Below is a code snippet showing how similar documents are retrieved from the database:
def retrieve_similar_documents(query, top_k=5):
# Create vector database connection
db = Chroma(persist_directory=CHROMA_PATH, embedding_function=embedding_function())
# Retrieve extra documents for filtering
results = db.similarity_search(query, k=top_k * 2)
# Filter results based on exclusion criteria
filtered_results = []
for result in results:
if all(ex.lower() not in result.page_content.lower() for ex in do_not_include_items):
filtered_results.append(result)
if len(filtered_results) >= top_k:
break
return [result.page_content for result in filtered_results[:top_k]]
4. Resource Management and Cleanup
Effective resource management is essential for stability and performance. The implementation ensures:
- Proper termination of database connections.
- Releasing resources allocated to the language model and embedding functions.
- Clearing GPU or system memory using tools like
torch.cuda.empty_cache()
or garbage collection.
The following function demonstrates the cleanup process executed when the application is closed:
def on_closing():
try:
# Close the vector database connection
db = Chroma(persist_directory=CHROMA_PATH, embedding_function=embedding_function())
db._client._system.stop()
# Release LLM resources
global model, tokenizer, generator
model = None
tokenizer = None
generator = None
# Clear GPU memory if available
if torch.cuda.is_available():
torch.cuda.empty_cache()
except Exception as e:
print(f"Cleanup error: {e}")
root.destroy()
5. Additional Features
Other important features include:
- File and Folder Loading: Users can index individual files or entire directories. The system supports multiple formats and integrates the loading functionality into the vector database.
- Conversation Export: Allows users to export the chat history to a text file for future reference.
- Content Exclusion Management: Provides an interface for users to add or remove exclusion terms, thus refining search results.

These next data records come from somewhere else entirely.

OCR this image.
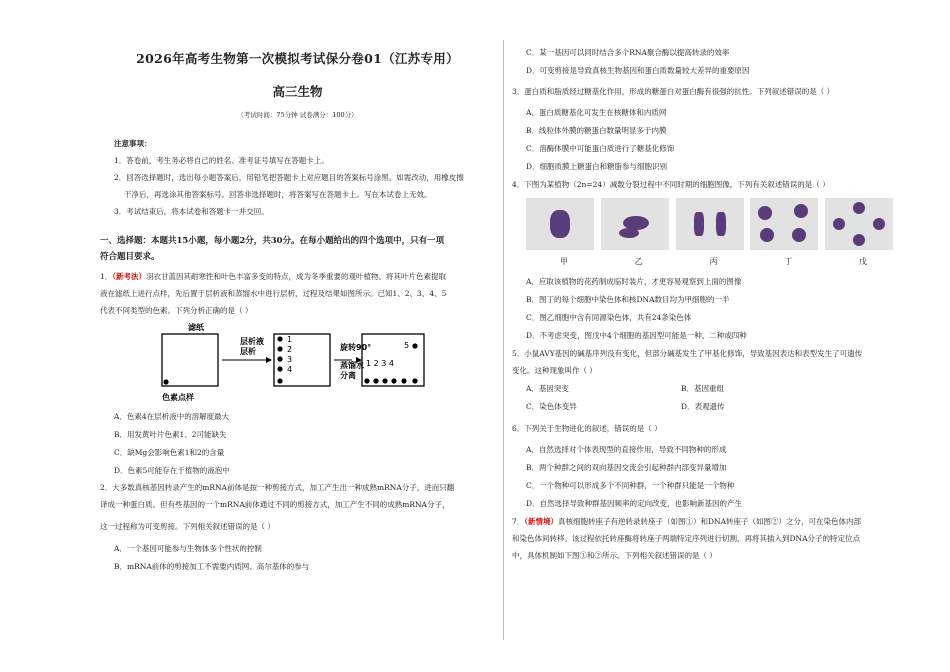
2026年高考生物第一次模拟考试保分卷01（江苏专用）
高三生物
（考试时间：75分钟 试卷满分：100分）
注意事项：
1．答卷前，考生务必将自己的姓名、准考证号填写在答题卡上。
2．回答选择题时，选出每小题答案后，用铅笔把答题卡上对应题目的答案标号涂黑。如需改动，用橡皮擦
干净后，再选涂其他答案标号。回答非选择题时，将答案写在答题卡上。写在本试卷上无效。
3．考试结束后，将本试卷和答题卡一并交回。
一、选择题：本题共15小题，每小题2分，共30分。在每小题给出的四个选项中，只有一项
符合题目要求。
1．（新考法）羽衣甘蓝因其耐寒性和叶色丰富多变的特点，成为冬季重要的观叶植物。将其叶片色素提取
液在滤纸上进行点样，先后置于层析液和蒸馏水中进行层析，过程及结果如图所示。已知1、2、3、4、5
代表不同类型的色素。下列分析正确的是（ ）
滤纸
色素点样
层析液
层析
1
2
3
4
旋转90°
蒸馏水
分离
5
1 2 3 4
A．色素4在层析液中的溶解度最大
B．用发黄叶片色素1、2可能缺失
C．缺Mg会影响色素1和2的含量
D．色素5可能存在于植物的液泡中
2．大多数真核基因转录产生的mRNA前体是按一种剪接方式，加工产生出一种成熟mRNA分子，进而只翻
译成一种蛋白质。但有些基因的一个mRNA前体通过不同的剪接方式，加工产生不同的成熟mRNA分子，
这一过程称为可变剪接。下列相关叙述错误的是（ ）
A．一个基因可能参与生物体多个性状的控制
B．mRNA前体的剪接加工不需要内质网、高尔基体的参与
C．某一基因可以同时结合多个RNA聚合酶以提高转录的效率
D．可变剪接是导致真核生物基因和蛋白质数量较大差异的重要原因
3．蛋白质和脂质经过糖基化作用，形成的糖蛋白对蛋白酶有很强的抗性。下列叙述错误的是（ ）
A．蛋白质糖基化可发生在核糖体和内质网
B．线粒体外膜的糖蛋白数量明显多于内膜
C．溶酶体膜中可能蛋白质进行了糖基化修饰
D．细胞质膜上糖蛋白和糖脂参与细胞识别
4．下图为某植物（2n=24）减数分裂过程中不同时期的细胞图像，下列有关叙述错误的是（ ）
甲	乙	丙	丁	戊
A．应取该植物的花药制成临时装片，才更容易观察到上面的图像
B．图丁的每个细胞中染色体和核DNA数目均为甲细胞的一半
C．图乙细胞中含有同源染色体，共有24条染色体
D．不考虑突变，图戊中4个细胞的基因型可能是一种、二种或四种
5．小鼠AVY基因的碱基序列没有变化，但部分碱基发生了甲基化修饰，导致基因表达和表型发生了可遗传
变化。这种现象叫作（ ）
A．基因突变	B．基因重组
C．染色体变异	D．表观遗传
6．下列关于生物进化的叙述，错误的是（ ）
A．自然选择对个体表现型的直接作用，导致不同物种的形成
B．两个种群之间的双向基因交流会引起种群内部变异量增加
C．一个物种可以形成多个不同种群，一个种群只能是一个物种
D．自然选择导致种群基因频率的定向改变，也影响新基因的产生
7．（新情境）真核细胞转座子有逆转录转座子（如图①）和DNA转座子（如图②）之分，可在染色体内部
和染色体间转移。该过程依托转座酶将转座子两端特定序列进行切割，再将其插入到DNA分子的特定位点
中，具体机制如下图①和②所示。下列相关叙述错误的是（ ）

These features enhance the usability of the application by offering a flexible and interactive interface.
Conclusion
Our project integrates various modern tools and libraries to create a robust AI-assisted retrieval system. With document processing, semantic search capabilities, and an interactive chat UI, the system offers a comprehensive solution for managing and querying large sets of documents. The detailed implementation provided here should serve as a useful reference for understanding and extending the system.